In the ruling from Judge Ralph Porzio, whose State Supreme Court office is based in Staten Island, he accused New York City’s health commissioner of violating the constitutional rights of the city's sanitation workers by barring them from their jobs.
The ruling also accused Mayor Eric Adams (pictured at right) of “arbitrary and capricious action” because the mayor exempted certain professions from the shot, such as athletes and theatre performers, but fired city workers even when the worst of the pandemic had come and gone.
After reading over the ruling, attorney Mat Staver of Liberty Counsel tells AFN he was grateful New York City’s jab-demanding leaders were hit by Judge Porzio’s “arbitrary and capricious” charge, a familiar phrase in the legal profession.
“But beyond that,” Staver says, “he said that this was not about health. It was about compliance.”
Staver, whose law firm is fighting the COVID-19 mandate in courtrooms across the country, also noticed Judge Porzio slammed the shot itself, since it is now admitted the shot does not stop transmission.

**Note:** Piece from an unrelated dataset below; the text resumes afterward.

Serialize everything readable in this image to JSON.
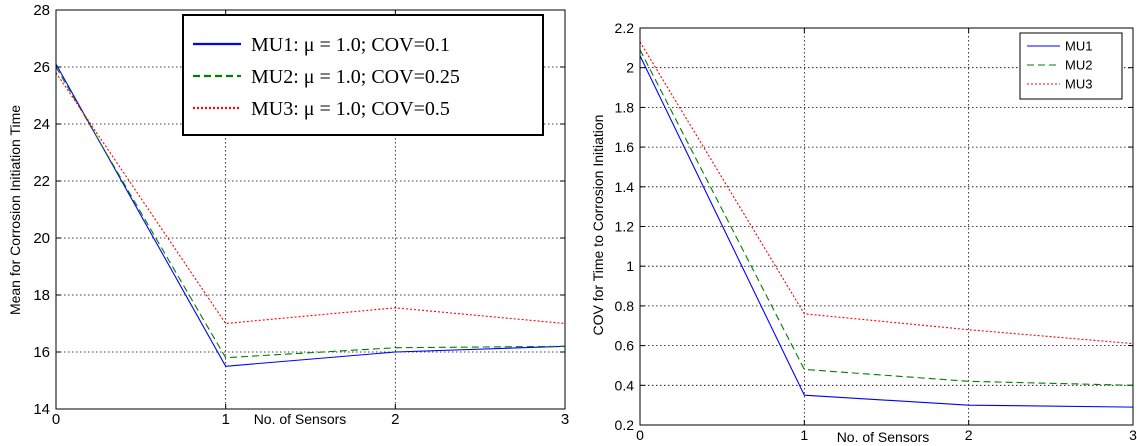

In medicine, politics, and the media, defenders of the COVID-19 shot assured the public just one dose would give immunity from the highly contagious virus and would therefore protect others, too. So the promise of protecting both yourself and others, including your co-workers, was used to demand a mandatory shot.
“We have learned through the course of the pandemic,” Judge Porzio wrote in his conclusion, “that the vaccine against COVID-19 is not absolute. Breakthrough cases occur, even for those who have been vaccinated and boosted.”
“I think what it shows is the tide is turning,” says Twila Brase, whose Citizens' Council for Health Freedom has slammed the COVID-19 mandate during the pandemic.
“We know beyond a shadow of a doubt,” she adds, “that the vaccine doesn't stop anyone from contracting COVID-19."
Regarding the ongoing litigation over shot mandates, Staver tells AFN Liberty Counsel is currently representing "hundreds and hundreds" of non-compliant clients across the country.
In July, Liberty Counsel settled the nation's first class-action lawsuit on behalf of unvaxxed health care workers. The settlement was for $10.3 million.